Uit de vergelijking kunnen verder nog een aantal randvoorwaarden voor de waarden van de andere exogene variabelen worden afgeleid. Zo moet de noemer groter zijn dan nul (want anders wordt Y* negatief), wat betekent dat moet gelden dat:
(
1- α1 ) · ( 1- δ · κ ) > α2 · κ
( 1- α1 ) / α2 > κ / ( 1- δ · κ )
Nu is het zo dat de afschrijvingsfactor δ veel kleiner is dan 1 en κ rond de 1 ligt (door Zezza wordt gerekend
met δ = 0,1 en κ = 1) zodat κ / ( 1- δ · κ ) iets groter zal zijn dan κ. Indien de laatste term in de vergelijking wordt vervangen door κ, dan krijgen we het volgende:
( 1- α1 ) / α2 > κ
Dat betekent per saldo dat de fractie van het inkomen dat wordt
gespaard (1 - α1) gedeeld
door de fractie van het spaargeld dat wordt geconsumeerd (α2), een stukje groter moet zijn dan de
accelerator κ, om de noemer
groter dan nul te laten zijn.
De Spaarparadox van Keynes teruggevonden
We zagen dat in een situatie van dynamisch evenwicht moet
gelden dat:
Y* = α0 / ( ( 1- α1 ) · ( 1- δ · κ ) - α2 · κ )
Als we de vereenvoudiging van hiervoor doorvoeren, dan
kunnen we deze vergelijking versimpelen tot:
Y* = α0 / ( 1- α1 - α2 · κ )
Uit deze vergelijkingen volgt dat een dalende
geneigdheid tot consumeren leidt tot een daling van het dynamische
evenwichtsniveau van de economische productie.

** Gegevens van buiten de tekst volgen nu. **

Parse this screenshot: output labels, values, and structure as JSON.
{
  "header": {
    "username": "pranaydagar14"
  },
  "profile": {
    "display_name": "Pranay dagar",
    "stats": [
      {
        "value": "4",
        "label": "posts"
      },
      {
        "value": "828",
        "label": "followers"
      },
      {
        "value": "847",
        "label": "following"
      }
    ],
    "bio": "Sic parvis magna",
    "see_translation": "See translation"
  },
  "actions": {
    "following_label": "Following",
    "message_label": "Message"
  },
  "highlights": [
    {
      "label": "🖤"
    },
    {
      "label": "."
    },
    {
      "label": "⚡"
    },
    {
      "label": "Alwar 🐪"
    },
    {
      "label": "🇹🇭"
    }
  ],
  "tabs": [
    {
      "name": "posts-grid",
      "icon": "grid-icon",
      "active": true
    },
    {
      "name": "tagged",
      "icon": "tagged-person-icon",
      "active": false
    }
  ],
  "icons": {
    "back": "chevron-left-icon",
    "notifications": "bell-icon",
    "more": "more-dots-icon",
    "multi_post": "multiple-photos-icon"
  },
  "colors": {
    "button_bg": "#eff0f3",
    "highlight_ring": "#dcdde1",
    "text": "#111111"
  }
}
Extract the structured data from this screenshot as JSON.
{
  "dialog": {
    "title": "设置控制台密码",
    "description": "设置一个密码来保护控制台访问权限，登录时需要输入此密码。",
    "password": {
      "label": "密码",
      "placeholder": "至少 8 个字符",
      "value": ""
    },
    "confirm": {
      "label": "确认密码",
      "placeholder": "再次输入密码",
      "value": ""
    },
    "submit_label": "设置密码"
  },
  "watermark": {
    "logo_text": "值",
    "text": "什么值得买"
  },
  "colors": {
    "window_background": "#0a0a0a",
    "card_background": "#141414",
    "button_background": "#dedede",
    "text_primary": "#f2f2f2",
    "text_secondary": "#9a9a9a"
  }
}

Dat geld zowel voor de autonome
(α0) als de inkomensgebonden (α1) als de vermogensgeboden geneigdheid (α2). In
alle gevallen leidt een dalende geneigdheid tot consumeren, en dus een grotere
spaarzin, tot een daling van het economische evenwichtsniveau.
Dit opmerkelijke fenomeen wordt veroorzaakt doordat een
afname van de consumptie leidt tot een afname van het inkomen van de bedrijven,
wat die bedrijven ertoe aanzet om hun doelvoorraad aan productiemiddelen te
verlagen. Dat leidt tot afnemende investeringen en daardoor tot een daling van
de waarde van de resterende productiemiddelen. En omdat steeds geldt dat Vh
= K , impliceert dat een krimp van het vermogen van de huishoudens.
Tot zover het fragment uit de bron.